Dizem que nunca mais seremos os mesmos depois que passar a pandemia do coronavírus. No entanto, é provável que nós nunca mais fôssemos os mesmos de qualquer maneira, com ou sem a existência desta terrível doença. Pelo menos se lembrarmos das ideias de Heráclito, para quem “o homem nunca se banha duas vezes no mesmo rio”, o indivíduo está em constante estado de transformação, por mais que vivamos subjugados pela incômoda sensação da imutabilidade dos dias.
A verdade é que o coronavírus nos obrigou a uma severa mudança de hábitos, como, por exemplo, o distanciamento social e a involuntária reclusão em nossas casas. A balada, o show de rock, o cinema e espetáculos em geral foram banidos como forma de evitar aglomerações. De um dia para o outro, o futebol desapareceu dos noticiários, deixando inconsoláveis milhões de fãs do popular esporte ao redor do mundo. Como forma de serenar os ânimos, alguns canais de televisão recorreram ao expediente de exibir reprises de grandes partidas de futebol ocorridas no passado.
A questão que fica é a seguinte: por que só agora tomar esta atitude? Não seriam os grandes jogos do passado monumentos dignos de serem constantemente vistos e revistos, assim como o são obras de arte expostas em um museu? A reprise dos jogos antigos mostra como a História, quer seja ela esportiva, cultural ou artística, é algo importante. Na hora em que reina o pânico e a calamidade pública, as doces e intocáveis memórias do passado surgem como um lenitivo e uma forma de devolver a calma e a lucidez às pessoas.
Houve um tempo em que assistíamos às imagens do Canal 100 no cinema, o Maracanã em preto e branco ou a cores, as peripécias de Garrincha, Tostão e Rivelino projetadas na tela grande como um aperitivo estarrecedor enquanto aguardávamos o início do filme na escuridão. No âmbito televisivo, tivemos programas como “Grandes Momentos do Esporte”, concebido pelo jornalista Michel Laurence e exibido na TV Cultura entre os anos de 1984 e 2012; lembro ainda de assistir ao “Gol: o Grande Momento do Futebol”, conduzido por Alexandre Santos e, mais tarde, por Milton Neves na TV Bandeirantes.
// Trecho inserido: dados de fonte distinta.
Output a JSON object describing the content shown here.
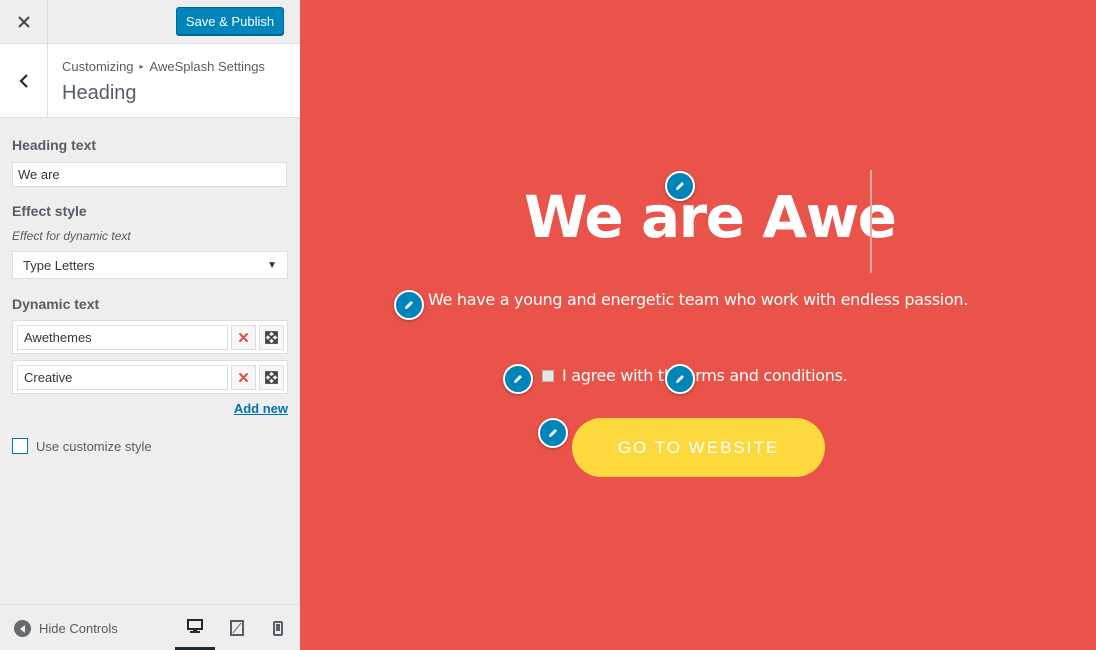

Eram programas que tinham a virtude de promover o resgate de certos personagens e efemérides esportivas, impedindo que os mesmos caíssem no esquecimento.
Hoje em dia, as gerações de jovens que vivem à mercê das plataformas estéreis das redes sociais parecem imunes a qualquer tipo de romantismo ou curiosidade. Pelo contrário, o que se vê amiúde é um completo desprezo, escárnio, e até mesmo uma certa beligerância em relação aos craques do passado. O desdém geralmente dirigido a qualquer pessoa velha se aplica também aos monstros sagrados dos relvados de outrora.
Não se pretende, contudo, que as gerações de hoje transfiram a idolatria dos seus Messis, Cristianos e Neymares aos veteranos de batalhas esmaecidas pelo tempo. O que se espera é que haja, pelo menos, uma dose de respeito e admiração pelos ases de antigamente. Afinal, se não fosse por eles e as imagens conservadas por algum zeloso arquivista, hoje estaríamos totalmente órfãos do nosso esporte favorito, condenados a viver enclausurados e sem emoção, longe do infatigável rio da saudade que corre sem parar. Um rio misterioso e natural, no qual jamais entraremos duas vezes.